18 April 2010

The Koreans are at it again

The New York Times has a column by B.R. Myers about North Korea:
Never mind the chronic food shortage: North Korea’s propaganda apparatus is partying like it’s (19)99 and, over there, it is. Year 1 of the Juche Calendar (named after “Juche Thought,” the regime’s official pseudo-ideology) was 1912, the birth year of the state’s founder, Kim Il-sung, whose birthday was celebrated last week. The new century will therefore be celebrated next year with all the requisite hoopla, which must then be outdone in 2012 for the 100th anniversary of Kim’s birth.

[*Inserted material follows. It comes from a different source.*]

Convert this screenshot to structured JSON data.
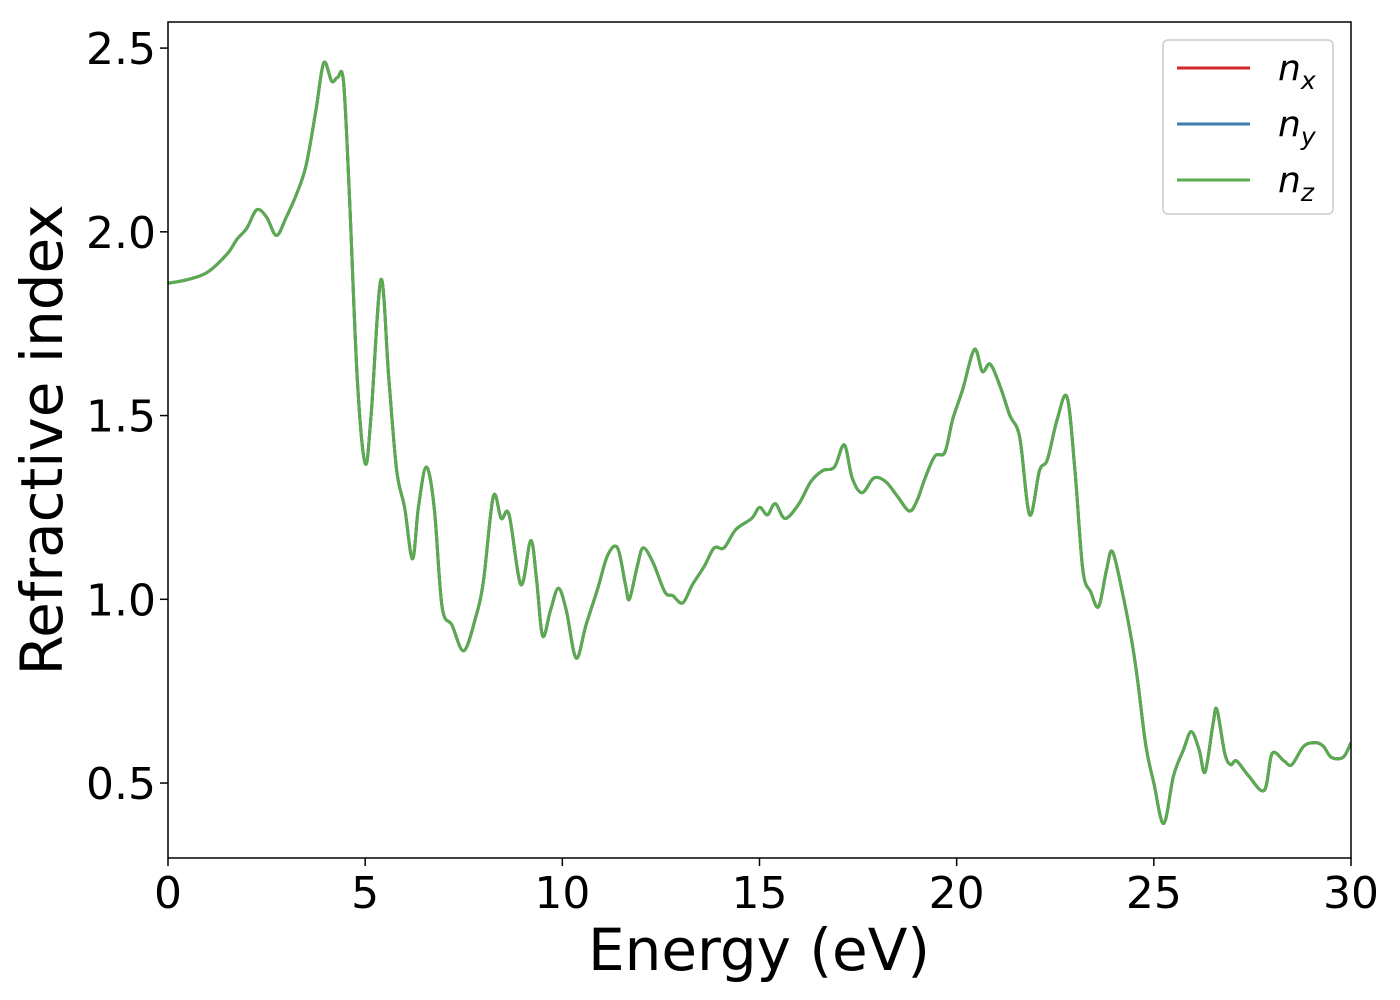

The approach of back-to-back centennials, each symbolic of a national coming-of-age, puts great pressure on Kim’s successor and son, Kim Jong-il, to improve living conditions for the masses.

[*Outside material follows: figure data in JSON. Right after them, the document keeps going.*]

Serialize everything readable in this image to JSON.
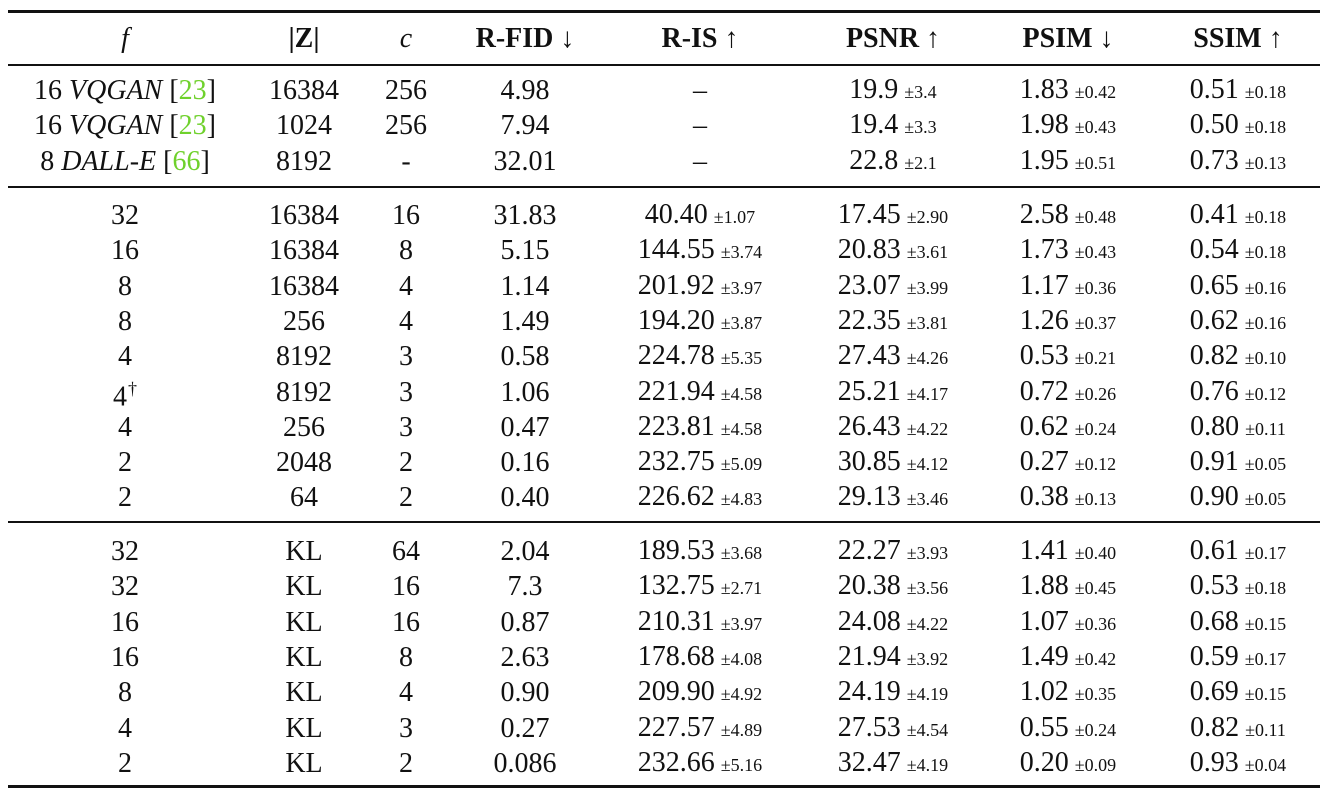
{
  "headers": [
    "f",
    "|Z|",
    "c",
    "R-FID ↓",
    "R-IS ↑",
    "PSNR ↑",
    "PSIM ↓",
    "SSIM ↑"
  ],
  "groups": [
    {
      "rows": [
        [
          {
            "t": "16",
            "m": "VQGAN",
            "c": "23"
          },
          {
            "t": "16384"
          },
          {
            "t": "256"
          },
          {
            "t": "4.98"
          },
          {
            "t": "–"
          },
          {
            "t": "19.9",
            "s": "±3.4"
          },
          {
            "t": "1.83",
            "s": "±0.42"
          },
          {
            "t": "0.51",
            "s": "±0.18"
          }
        ],
        [
          {
            "t": "16",
            "m": "VQGAN",
            "c": "23"
          },
          {
            "t": "1024"
          },
          {
            "t": "256"
          },
          {
            "t": "7.94"
          },
          {
            "t": "–"
          },
          {
            "t": "19.4",
            "s": "±3.3"
          },
          {
            "t": "1.98",
            "s": "±0.43"
          },
          {
            "t": "0.50",
            "s": "±0.18"
          }
        ],
        [
          {
            "t": "8",
            "m": "DALL-E",
            "c": "66"
          },
          {
            "t": "8192"
          },
          {
            "t": "-"
          },
          {
            "t": "32.01"
          },
          {
            "t": "–"
          },
          {
            "t": "22.8",
            "s": "±2.1"
          },
          {
            "t": "1.95",
            "s": "±0.51"
          },
          {
            "t": "0.73",
            "s": "±0.13"
          }
        ]
      ]
    },
    {
      "rows": [
        [
          {
            "t": "32"
          },
          {
            "t": "16384"
          },
          {
            "t": "16"
          },
          {
            "t": "31.83"
          },
          {
            "t": "40.40",
            "s": "±1.07"
          },
          {
            "t": "17.45",
            "s": "±2.90"
          },
          {
            "t": "2.58",
            "s": "±0.48"
          },
          {
            "t": "0.41",
            "s": "±0.18"
          }
        ],
        [
          {
            "t": "16"
          },
          {
            "t": "16384"
          },
          {
            "t": "8"
          },
          {
            "t": "5.15"
          },
          {
            "t": "144.55",
            "s": "±3.74"
          },
          {
            "t": "20.83",
            "s": "±3.61"
          },
          {
            "t": "1.73",
            "s": "±0.43"
          },
          {
            "t": "0.54",
            "s": "±0.18"
          }
        ],
        [
          {
            "t": "8"
          },
          {
            "t": "16384"
          },
          {
            "t": "4"
          },
          {
            "t": "1.14"
          },
          {
            "t": "201.92",
            "s": "±3.97"
          },
          {
            "t": "23.07",
            "s": "±3.99"
          },
          {
            "t": "1.17",
            "s": "±0.36"
          },
          {
            "t": "0.65",
            "s": "±0.16"
          }
        ],
        [
          {
            "t": "8"
          },
          {
            "t": "256"
          },
          {
            "t": "4"
          },
          {
            "t": "1.49"
          },
          {
            "t": "194.20",
            "s": "±3.87"
          },
          {
            "t": "22.35",
            "s": "±3.81"
          },
          {
            "t": "1.26",
            "s": "±0.37"
          },
          {
            "t": "0.62",
            "s": "±0.16"
          }
        ],
        [
          {
            "t": "4"
          },
          {
            "t": "8192"
          },
          {
            "t": "3"
          },
          {
            "t": "0.58"
          },
          {
            "t": "224.78",
            "s": "±5.35"
          },
          {
            "t": "27.43",
            "s": "±4.26"
          },
          {
            "t": "0.53",
            "s": "±0.21"
          },
          {
            "t": "0.82",
            "s": "±0.10"
          }
        ],
        [
          {
            "t": "4",
            "dag": "†"
          },
          {
            "t": "8192"
          },
          {
            "t": "3"
          },
          {
            "t": "1.06"
          },
          {
            "t": "221.94",
            "s": "±4.58"
          },
          {
            "t": "25.21",
            "s": "±4.17"
          },
          {
            "t": "0.72",
            "s": "±0.26"
          },
          {
            "t": "0.76",
            "s": "±0.12"
          }
        ],
        [
          {
            "t": "4"
          },
          {
            "t": "256"
          },
          {
            "t": "3"
          },
          {
            "t": "0.47"
          },
          {
            "t": "223.81",
            "s": "±4.58"
          },
          {
            "t": "26.43",
            "s": "±4.22"
          },
          {
            "t": "0.62",
            "s": "±0.24"
          },
          {
            "t": "0.80",
            "s": "±0.11"
          }
        ],
        [
          {
            "t": "2"
          },
          {
            "t": "2048"
          },
          {
            "t": "2"
          },
          {
            "t": "0.16"
          },
          {
            "t": "232.75",
            "s": "±5.09"
          },
          {
            "t": "30.85",
            "s": "±4.12"
          },
          {
            "t": "0.27",
            "s": "±0.12"
          },
          {
            "t": "0.91",
            "s": "±0.05"
          }
        ],
        [
          {
            "t": "2"
          },
          {
            "t": "64"
          },
          {
            "t": "2"
          },
          {
            "t": "0.40"
          },
          {
            "t": "226.62",
            "s": "±4.83"
          },
          {
            "t": "29.13",
            "s": "±3.46"
          },
          {
            "t": "0.38",
            "s": "±0.13"
          },
          {
            "t": "0.90",
            "s": "±0.05"
          }
        ]
      ]
    },
    {
      "rows": [
        [
          {
            "t": "32"
          },
          {
            "t": "KL"
          },
          {
            "t": "64"
          },
          {
            "t": "2.04"
          },
          {
            "t": "189.53",
            "s": "±3.68"
          },
          {
            "t": "22.27",
            "s": "±3.93"
          },
          {
            "t": "1.41",
            "s": "±0.40"
          },
          {
            "t": "0.61",
            "s": "±0.17"
          }
        ],
        [
          {
            "t": "32"
          },
          {
            "t": "KL"
          },
          {
            "t": "16"
          },
          {
            "t": "7.3"
          },
          {
            "t": "132.75",
            "s": "±2.71"
          },
          {
            "t": "20.38",
            "s": "±3.56"
          },
          {
            "t": "1.88",
            "s": "±0.45"
          },
          {
            "t": "0.53",
            "s": "±0.18"
          }
        ],
        [
          {
            "t": "16"
          },
          {
            "t": "KL"
          },
          {
            "t": "16"
          },
          {
            "t": "0.87"
          },
          {
            "t": "210.31",
            "s": "±3.97"
          },
          {
            "t": "24.08",
            "s": "±4.22"
          },
          {
            "t": "1.07",
            "s": "±0.36"
          },
          {
            "t": "0.68",
            "s": "±0.15"
          }
        ],
        [
          {
            "t": "16"
          },
          {
            "t": "KL"
          },
          {
            "t": "8"
          },
          {
            "t": "2.63"
          },
          {
            "t": "178.68",
            "s": "±4.08"
          },
          {
            "t": "21.94",
            "s": "±3.92"
          },
          {
            "t": "1.49",
            "s": "±0.42"
          },
          {
            "t": "0.59",
            "s": "±0.17"
          }
        ],
        [
          {
            "t": "8"
          },
          {
            "t": "KL"
          },
          {
            "t": "4"
          },
          {
            "t": "0.90"
          },
          {
            "t": "209.90",
            "s": "±4.92"
          },
          {
            "t": "24.19",
            "s": "±4.19"
          },
          {
            "t": "1.02",
            "s": "±0.35"
          },
          {
            "t": "0.69",
            "s": "±0.15"
          }
        ],
        [
          {
            "t": "4"
          },
          {
            "t": "KL"
          },
          {
            "t": "3"
          },
          {
            "t": "0.27"
          },
          {
            "t": "227.57",
            "s": "±4.89"
          },
          {
            "t": "27.53",
            "s": "±4.54"
          },
          {
            "t": "0.55",
            "s": "±0.24"
          },
          {
            "t": "0.82",
            "s": "±0.11"
          }
        ],
        [
          {
            "t": "2"
          },
          {
            "t": "KL"
          },
          {
            "t": "2"
          },
          {
            "t": "0.086"
          },
          {
            "t": "232.66",
            "s": "±5.16"
          },
          {
            "t": "32.47",
            "s": "±4.19"
          },
          {
            "t": "0.20",
            "s": "±0.09"
          },
          {
            "t": "0.93",
            "s": "±0.04"
          }
        ]
      ]
    }
  ],
  "colors": {
    "citation": "#6fd12c",
    "text": "#111111"
  }
}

So far, his response recalls the Soviet joke about Leonid Brezhnev “fixing” his stalled train by pulling the curtains and pretending it was moving. The North Korean regime, having been relatively cautious in its economic propaganda for decades, now boldly promises that the North will attain the status of a “strong and prosperous country” by 2012.
The drastic transformation is said to be already under way, thanks largely to production increases effected by CNC, or computerized numerical control. The English-language acronym, an incongruous sight in this most xenophobic of countries, now turns up in everything from wall posters to children’s songs.
Remarkable even by North Korean standards is the current emphasis on kinship metaphors; in letters to the editor, people praise Kim Jong-il as a parent by blood, or describe the people in their “neighborhood unit”— in reality, a mutual-snitching association— as their “real” brothers and sisters. This being Spring, the propaganda is not particularly angry; anti-American rhetoric tends to peak in June and July, when the start and finish of the Korean War are commemorated.